The explanation was as far beyond Felix as if Lee had asked him to explain what the color green felt like. But even though he could not explain them, he knew the meanings of those eye shifts. And so he’d seen Death’s eyes and known: Death had not forgiven him.
Vince knew it, too. He stood on the back porch as Felix readied to leave for the wood in search of the red chrysanthemums Death had demanded.
“I cannot stop him,” he said to his son. “Felix, you understand, don’t you? I don’t want you to go out there, but Death is my master as much as he is yours.”
Felix said nothing.
His father caught him by the elbow and knelt so that their eyes met. He placed something warm in Felix’s hand. It was bacon, wrapped in wax paper. Felix stashed the food in his satchel but made no show of gratitude; he only switched on his electric lantern.
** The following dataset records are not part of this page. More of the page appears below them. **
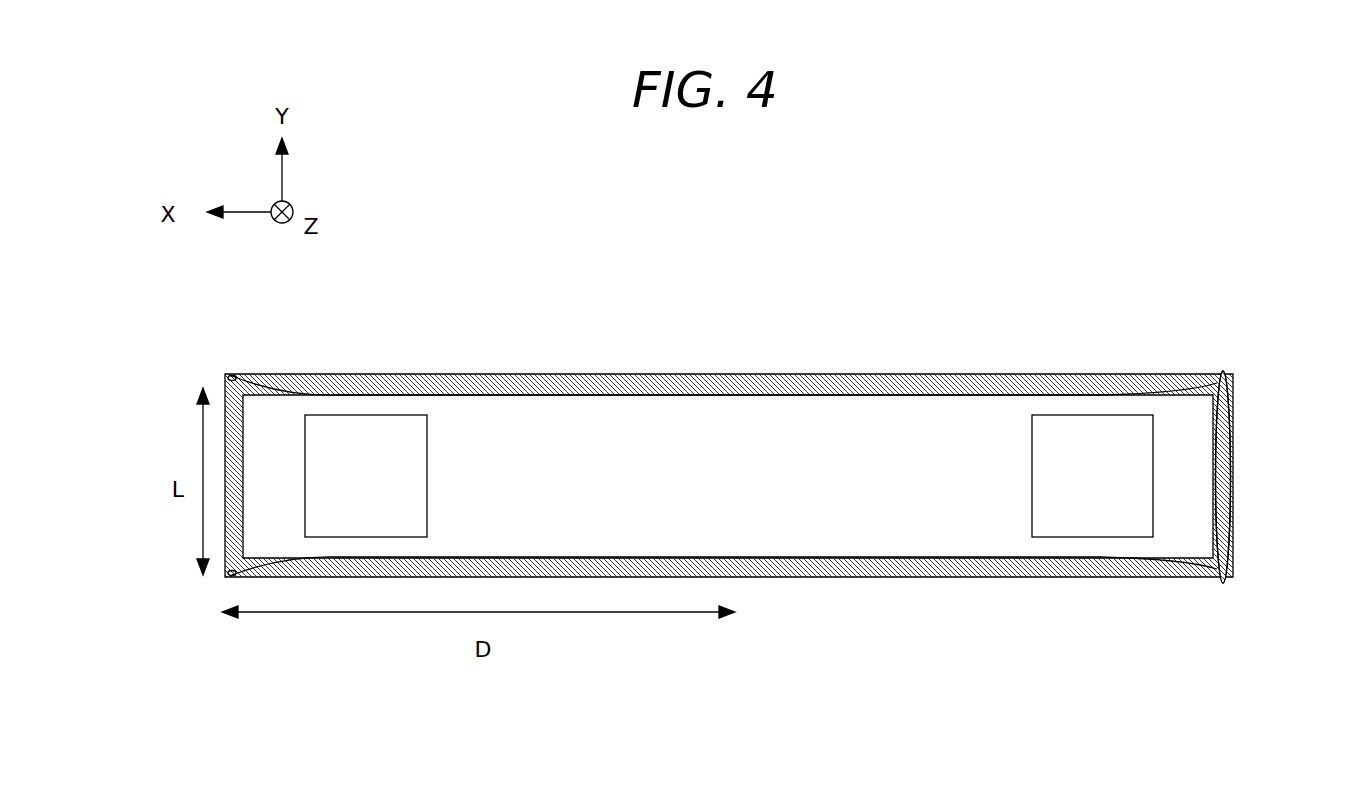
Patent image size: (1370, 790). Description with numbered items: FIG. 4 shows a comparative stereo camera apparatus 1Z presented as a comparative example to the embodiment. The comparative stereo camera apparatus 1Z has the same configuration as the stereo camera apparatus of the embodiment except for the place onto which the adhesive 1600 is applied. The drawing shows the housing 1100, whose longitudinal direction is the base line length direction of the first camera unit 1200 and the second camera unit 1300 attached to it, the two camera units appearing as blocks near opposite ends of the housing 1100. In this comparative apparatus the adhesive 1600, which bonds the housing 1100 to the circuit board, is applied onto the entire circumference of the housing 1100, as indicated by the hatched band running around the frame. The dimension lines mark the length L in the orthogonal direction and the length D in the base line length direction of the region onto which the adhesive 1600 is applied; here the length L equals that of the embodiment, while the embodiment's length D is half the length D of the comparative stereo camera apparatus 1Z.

The comparative stereo camera apparatus 1Z is at (888, 251).
The housing 1100 is at (732, 373).
The first camera unit 1200 is at (1108, 465).
The second camera unit 1300 is at (378, 465).
The adhesive 1600 is at (1232, 417).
“Be careful,” Vince said, and Felix looked at his father then, anger boiling in his heart.
“I wish you’d never met Mom,” he said. “I wish she’d never had me. I didn’t choose to be an apprentice, and you shouldn’t have either. You should’ve been okay to stay unhappy all on your own, without bringing me into it.”
Vince’s face twisted up, and Felix couldn’t stand to look at it. He ran down the steps, into the dark wood.
It had been wrong to say those things. Felix knew that even as they were passing from his lips. He was angry, so angry, but not with his father. Not really. It had been Death who had hurt them both and Death who was hurting them still.
Felix walked into the night, and the snow started up shortly after. He searched an hour straight for the red chrysanthemums. It was a new moon tonight, so the wilds of the wood were black as they could be, and it was slow going with nothing but his lantern for light.
As Felix trudged on, the snow picked up. The wind was strong, and flakes kept whipping into his face and melting down his cheeks. At last, two hours into the search, Felix settled his sore, cold limbs beneath a bare oak tree.
“I’m not yours yet,” he said. “You can’t have me, Death. You can’t just claim people for yourself, like we belong to you, like property. You can’t just trick us into giving our lives away, and you’re not going to anymore. If the Agreement can be broken, then I’m going to break it.”